Tactical Fitness: Older Veterans and Challenging Fitness Programs

John Taffe completes Army basic training.

Coach Smith,

A little background on me: I am a 44 year old fire fighter with a good fitness base. I have used both your 12 weeks to BUDS and Tactical Fitness books. The programs have been great for my current job. I have become a true believer in the old adage that the best form of PT is the one you enjoy doing.

I've had 15 yrs of service, but I am going from a small fire department to a large metro department. I will need to go through their nine-month academy to fully transition. I am looking forward to the challenge of two-a-day PT sessions and training in between them. But I understand I'm not 20 anymore. I don't want to just survive this, I want to perform at the top of my game. Staying unbroken is going to be a priority. So here are my questions:

To be effective, does a periodization program need to be a certain length? For example, every two weeks instead of every three months.

There are endless types of periodization training programs. Many will be 4-6 weeks, some will be 8-12 weeks even.  It is really up to you. Progress for four weeks and assess your fitness by testing all elements. If you are solid in some areas and not in others, change it up to incorporate any weaknesses you are seeing (strength, cardio, stamina, mobility, etc).

Should there be a taper before the class starts in June?

Yes – you should have some form of taper. But, not too much, especially on the cardio. I have found over the years that I can take a week off from resistance training and come back stronger, but if I do the same with any cardio, it kills coming back. 

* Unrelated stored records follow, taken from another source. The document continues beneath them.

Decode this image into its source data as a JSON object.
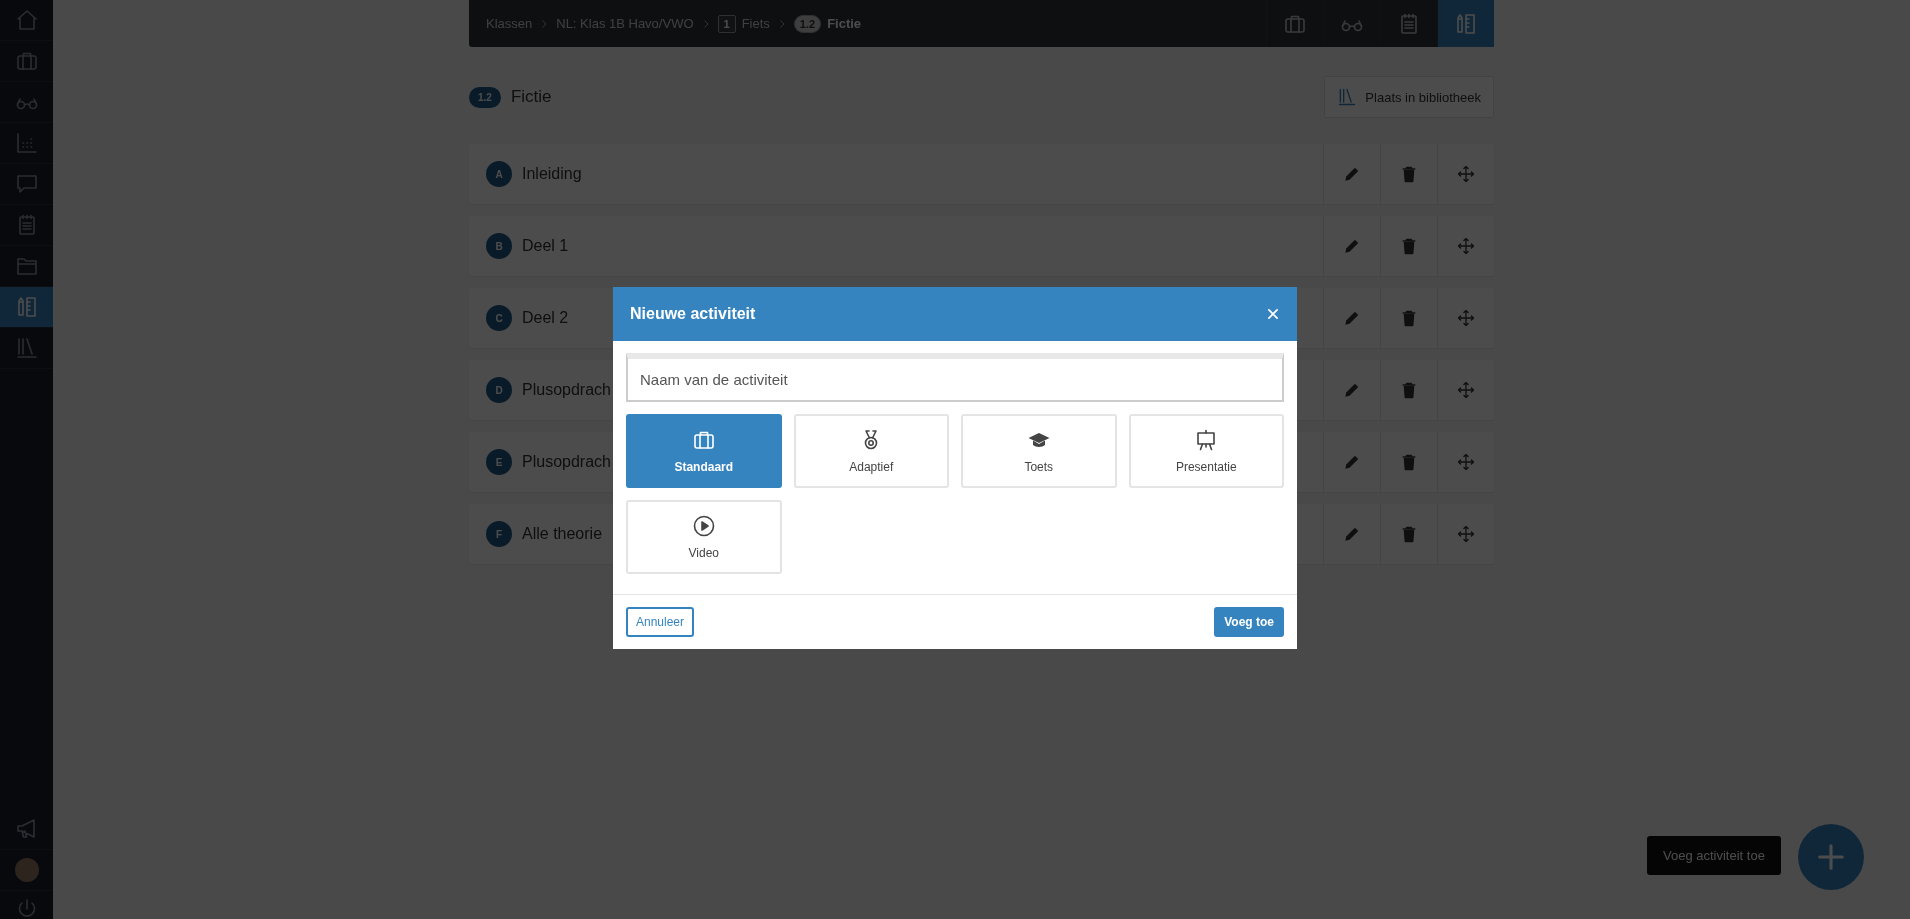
{
  "sidebar": {
    "items": [
      {
        "selected": false
      },
      {
        "selected": false
      },
      {
        "selected": false
      },
      {
        "selected": false
      },
      {
        "selected": false
      },
      {
        "selected": false
      },
      {
        "selected": false
      },
      {
        "selected": true
      },
      {
        "selected": false
      }
    ]
  },
  "breadcrumb": [
    {
      "label": "Klassen",
      "current": false
    },
    {
      "label": "NL: Klas 1B Havo/VWO",
      "current": false
    },
    {
      "badge": "1",
      "label": "Fiets",
      "current": false
    },
    {
      "badge": "1.2",
      "label": "Fictie",
      "current": true
    }
  ],
  "header_tools": [
    {
      "selected": false
    },
    {
      "selected": false
    },
    {
      "selected": false
    },
    {
      "selected": true
    }
  ],
  "page": {
    "badge": "1.2",
    "title": "Fictie",
    "library_button": "Plaats in bibliotheek"
  },
  "sections": [
    {
      "letter": "A",
      "title": "Inleiding"
    },
    {
      "letter": "B",
      "title": "Deel 1"
    },
    {
      "letter": "C",
      "title": "Deel 2"
    },
    {
      "letter": "D",
      "title": "Plusopdrach"
    },
    {
      "letter": "E",
      "title": "Plusopdrach"
    },
    {
      "letter": "F",
      "title": "Alle theorie"
    }
  ],
  "modal": {
    "title": "Nieuwe activiteit",
    "name_field": {
      "placeholder": "Naam van de activiteit"
    },
    "types": [
      {
        "label": "Standaard",
        "selected": true
      },
      {
        "label": "Adaptief",
        "selected": false
      },
      {
        "label": "Toets",
        "selected": false
      },
      {
        "label": "Presentatie",
        "selected": false
      },
      {
        "label": "Video",
        "selected": false
      }
    ],
    "cancel": "Annuleer",
    "submit": "Voeg toe"
  },
  "tooltip": "Voeg activiteit toe"
}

So keep your cardio up during the taper with a combo of running, biking, using the elliptical and stair stepper etc. You will be good to go with running workouts and recovered enough with any high-rep PT or strength work when you get started. Does my age warrant a slower taper and increased recovery time? Should I start tapering three weeks out instead of one?

I do not think you need that long of a taper. Maybe an easier one to two weeks of 50% resistance training prior to your start date. But, it really depends on your body and how you are feeling. You want to be rested going in. If this means one or two weeks of an easier schedule then do it. Sleeping is the best recommendation for recovery and taper. Make sure you are getting enough sleep.  See recovery article.

Would you recommend the last cycle be completed before class up-time?

I would recommend a bodyweight cycle just for the muscle stamina, but add in mobility and flexibility exercises and solid cardio. You will keep your strength even in a 2-3 month PT and run cycle.  

Any other input you have on how to stay unbroken?

I would purchase a foam roller. Learn how to use it, and sleep with it (kidding), but use it all the time. It is a magic recovery and ache removal device for those of us over 40 years old.

Odds are I will be bugging you with more questions as I move forward. Thanks in advance.

 I am happy to assist further if you have more questions, it's no problem. This is a great one.

Some other performance tips:

Learn where to bust a move: during workouts no one wins every race or event. But just as, for instance, the younger kids blow their wad on the first and second sprint, you can come in strong on the third and fourth and kick their butts. Old man wisdom goes a long way. Plus, it takes a few sprints to warm up your hamstrings anyway.

Pace yourself on the longer runs – find your goal pace and muscle memory your longer distance running pace. Younger kids will start off too fast and you will be able to pull them in as the run goes into the first mile to mile and a half zones.

Finally: Stayed Fueled My Friend. Learn the ABDs of Nutrition – after, before, during – with regard to fitness performance.

Good luck and enjoy the new challenge.